# Shop-vac For dust collection



## mr. jinchao (May 3, 2011)

I see tht you can buy a smaller shop-vac brand vaccume. I see that it is half the poswer of the regualr model. Has anyone used this in their shop at all? Even at half power, does it do a good job of collecting dust?

I don't want to spend the money if it's not worth it!

Thanks


----------



## xphnmn (Dec 7, 2009)

mr. jinchao said:


> I see tht you can buy a smaller shop-vac brand vaccume. I see that it is half the poswer of the regualr model. Has anyone used this in their shop at all? Even at half power, does it do a good job of collecting dust?
> 
> I don't want to spend the money if it's not worth it!
> 
> Thanks


 
Save your money. A low power shop vac won't do the job in a workshop unless you just plan on sweeping floors with it.


----------



## mveach (Jul 3, 2010)

xphnmn said:


> Save your money. A low power shop vac won't do the job in a workshop unless you just plan on sweeping floors with it.

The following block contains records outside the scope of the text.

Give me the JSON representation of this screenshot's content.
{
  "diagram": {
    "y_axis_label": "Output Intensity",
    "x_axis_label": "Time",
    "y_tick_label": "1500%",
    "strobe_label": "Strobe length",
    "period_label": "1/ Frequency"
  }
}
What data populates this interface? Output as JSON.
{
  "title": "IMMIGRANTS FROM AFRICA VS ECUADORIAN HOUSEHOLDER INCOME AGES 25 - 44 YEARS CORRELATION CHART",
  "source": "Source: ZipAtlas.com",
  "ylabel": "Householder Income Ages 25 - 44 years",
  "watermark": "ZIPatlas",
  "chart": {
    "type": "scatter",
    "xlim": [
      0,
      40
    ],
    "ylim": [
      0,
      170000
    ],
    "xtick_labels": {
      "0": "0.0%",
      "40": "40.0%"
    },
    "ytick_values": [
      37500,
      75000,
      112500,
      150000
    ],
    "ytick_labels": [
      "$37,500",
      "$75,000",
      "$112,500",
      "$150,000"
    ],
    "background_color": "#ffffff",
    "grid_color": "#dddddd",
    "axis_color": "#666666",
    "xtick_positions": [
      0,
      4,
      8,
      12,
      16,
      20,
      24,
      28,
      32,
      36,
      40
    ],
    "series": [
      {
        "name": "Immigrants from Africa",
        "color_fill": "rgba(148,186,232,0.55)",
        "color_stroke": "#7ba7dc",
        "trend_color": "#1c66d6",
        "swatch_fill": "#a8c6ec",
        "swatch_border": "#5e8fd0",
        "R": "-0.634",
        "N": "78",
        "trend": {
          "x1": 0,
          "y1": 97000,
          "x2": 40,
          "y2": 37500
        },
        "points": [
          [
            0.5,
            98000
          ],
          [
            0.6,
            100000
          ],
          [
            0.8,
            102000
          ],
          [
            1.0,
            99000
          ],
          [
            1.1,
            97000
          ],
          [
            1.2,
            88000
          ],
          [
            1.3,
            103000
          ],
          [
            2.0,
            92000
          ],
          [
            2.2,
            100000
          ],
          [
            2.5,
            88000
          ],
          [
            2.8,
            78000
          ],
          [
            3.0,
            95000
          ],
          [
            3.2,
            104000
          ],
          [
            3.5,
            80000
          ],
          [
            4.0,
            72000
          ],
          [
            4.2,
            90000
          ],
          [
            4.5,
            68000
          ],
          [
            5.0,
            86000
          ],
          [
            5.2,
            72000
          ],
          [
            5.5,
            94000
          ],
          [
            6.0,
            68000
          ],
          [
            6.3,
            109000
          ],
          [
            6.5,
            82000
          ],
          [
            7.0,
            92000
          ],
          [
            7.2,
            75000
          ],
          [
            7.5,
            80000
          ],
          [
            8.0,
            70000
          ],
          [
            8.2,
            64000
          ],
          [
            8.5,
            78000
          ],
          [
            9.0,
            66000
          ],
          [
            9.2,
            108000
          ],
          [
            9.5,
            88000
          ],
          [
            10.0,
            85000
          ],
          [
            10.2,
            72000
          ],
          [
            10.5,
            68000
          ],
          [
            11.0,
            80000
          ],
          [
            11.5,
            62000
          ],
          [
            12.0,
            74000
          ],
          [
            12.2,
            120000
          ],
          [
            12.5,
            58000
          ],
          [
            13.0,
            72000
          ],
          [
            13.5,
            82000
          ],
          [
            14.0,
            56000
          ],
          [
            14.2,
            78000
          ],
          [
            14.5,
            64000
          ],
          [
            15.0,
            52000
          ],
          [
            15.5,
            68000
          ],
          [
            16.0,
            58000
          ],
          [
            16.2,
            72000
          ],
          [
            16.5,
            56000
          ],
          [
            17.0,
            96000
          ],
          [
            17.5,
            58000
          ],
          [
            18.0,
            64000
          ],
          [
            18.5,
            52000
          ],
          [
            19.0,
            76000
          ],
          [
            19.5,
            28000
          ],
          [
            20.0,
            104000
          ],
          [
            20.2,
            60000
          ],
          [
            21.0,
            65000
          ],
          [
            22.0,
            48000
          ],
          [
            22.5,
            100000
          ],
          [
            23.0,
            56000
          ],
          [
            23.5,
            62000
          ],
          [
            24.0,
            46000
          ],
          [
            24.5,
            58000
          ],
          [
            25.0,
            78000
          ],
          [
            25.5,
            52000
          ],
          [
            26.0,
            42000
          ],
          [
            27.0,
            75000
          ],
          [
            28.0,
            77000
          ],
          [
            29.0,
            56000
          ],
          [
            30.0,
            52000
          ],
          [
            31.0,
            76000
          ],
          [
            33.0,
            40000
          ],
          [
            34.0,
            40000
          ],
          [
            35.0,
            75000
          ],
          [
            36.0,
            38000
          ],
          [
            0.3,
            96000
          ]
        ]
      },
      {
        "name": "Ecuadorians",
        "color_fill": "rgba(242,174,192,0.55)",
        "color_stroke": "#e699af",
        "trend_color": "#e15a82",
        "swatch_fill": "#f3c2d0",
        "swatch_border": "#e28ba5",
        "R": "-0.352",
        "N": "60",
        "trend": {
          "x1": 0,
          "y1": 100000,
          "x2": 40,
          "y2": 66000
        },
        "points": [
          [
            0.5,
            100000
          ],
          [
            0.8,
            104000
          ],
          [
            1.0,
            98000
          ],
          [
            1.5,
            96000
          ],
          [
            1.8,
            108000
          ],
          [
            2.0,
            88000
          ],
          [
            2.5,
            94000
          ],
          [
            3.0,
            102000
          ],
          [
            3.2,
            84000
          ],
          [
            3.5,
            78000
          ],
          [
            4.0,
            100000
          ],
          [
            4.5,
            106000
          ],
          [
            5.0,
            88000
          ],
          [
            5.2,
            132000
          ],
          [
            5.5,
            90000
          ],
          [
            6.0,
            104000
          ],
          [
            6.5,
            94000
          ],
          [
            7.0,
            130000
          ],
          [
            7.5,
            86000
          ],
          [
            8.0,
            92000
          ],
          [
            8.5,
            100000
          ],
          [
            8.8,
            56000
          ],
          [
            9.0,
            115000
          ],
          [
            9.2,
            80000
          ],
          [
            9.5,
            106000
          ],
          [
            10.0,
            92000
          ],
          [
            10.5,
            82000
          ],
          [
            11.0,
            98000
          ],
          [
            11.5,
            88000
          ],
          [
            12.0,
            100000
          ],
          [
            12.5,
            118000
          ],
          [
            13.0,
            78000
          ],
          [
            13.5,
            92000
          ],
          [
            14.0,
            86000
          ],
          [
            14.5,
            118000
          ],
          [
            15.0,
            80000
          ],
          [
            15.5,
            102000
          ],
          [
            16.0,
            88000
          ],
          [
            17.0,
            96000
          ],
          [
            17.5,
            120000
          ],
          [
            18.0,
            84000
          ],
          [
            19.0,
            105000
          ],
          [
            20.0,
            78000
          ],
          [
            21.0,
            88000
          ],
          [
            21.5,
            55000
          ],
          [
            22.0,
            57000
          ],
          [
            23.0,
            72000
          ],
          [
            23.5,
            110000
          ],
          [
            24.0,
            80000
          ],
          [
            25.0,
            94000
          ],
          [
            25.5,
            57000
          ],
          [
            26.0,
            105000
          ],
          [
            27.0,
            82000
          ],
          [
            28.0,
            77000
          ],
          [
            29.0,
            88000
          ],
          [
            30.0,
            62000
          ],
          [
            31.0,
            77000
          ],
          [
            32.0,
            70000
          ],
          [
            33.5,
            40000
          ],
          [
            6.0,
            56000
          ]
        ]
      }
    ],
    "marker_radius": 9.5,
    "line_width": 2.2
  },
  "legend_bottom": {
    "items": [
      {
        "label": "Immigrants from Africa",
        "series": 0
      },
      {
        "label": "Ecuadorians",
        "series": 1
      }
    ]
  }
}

Ditto, A shop vac can be used in a one man shop if all your tools use no bigger than 2.5" fut it has to be a high power one.


----------



## mr. jinchao (May 3, 2011)

This was exactly the info I was looking for guys, thank you. I am glad I didn't jump on the sale I saw the other day! Saving my money for something better. :thumbsup:


----------



## zzrguy (May 19, 2011)

I have a larger Rigid shop-vac. you think this will work I hook it to the chop saw and it seem to get 99% of the stuff I was looking to use it on my reloading table to clean up after reloading sessions and gun cleaning and tuning and light wood working.I want to hard mount the inlet to the table.


----------



## mveach (Jul 3, 2010)

zzrguy said:


> I have a larger Rigid shop-vac. you think this will work I hook it to the chop saw and it seem to get 99% of the stuff I was looking to use it on my reloading table to clean up after reloading sessions and gun cleaning and tuning and light wood working.I want to hard mount the inlet to the table.


I would personally never use any vacuum around where there could be gun power residue. Even though chances are very slim, there is the chance of static discharge.


----------



## xphnmn (Dec 7, 2009)

mveach said:


> I would personally never use any vacuum around where there could be gun power residue. Even though chances are very slim, there is the chance of static discharge.


----------



## zzrguy (May 19, 2011)

mveach said:


> I would personally never use any vacuum around where there could be gun power residue. Even though chances are very slim, there is the chance of static discharge.


 Powder loading area is clean by hand and seperate form a reloading press and work bench.


----------



## rrich (Jun 24, 2009)

xphnmn said:


> Save your money. A low power shop vac won't do the job in a workshop unless you just plan on sweeping floors with it.


I think that you may be over optimistic.


----------



## jschaben (Apr 1, 2010)

If you have room for it, I think this is the way to go. Not that much more $$ than a shop vac sized for the job:
http://www.harborfreight.com/2-hp-industrial-5-micron-dust-collector-97869.html
:yes:


----------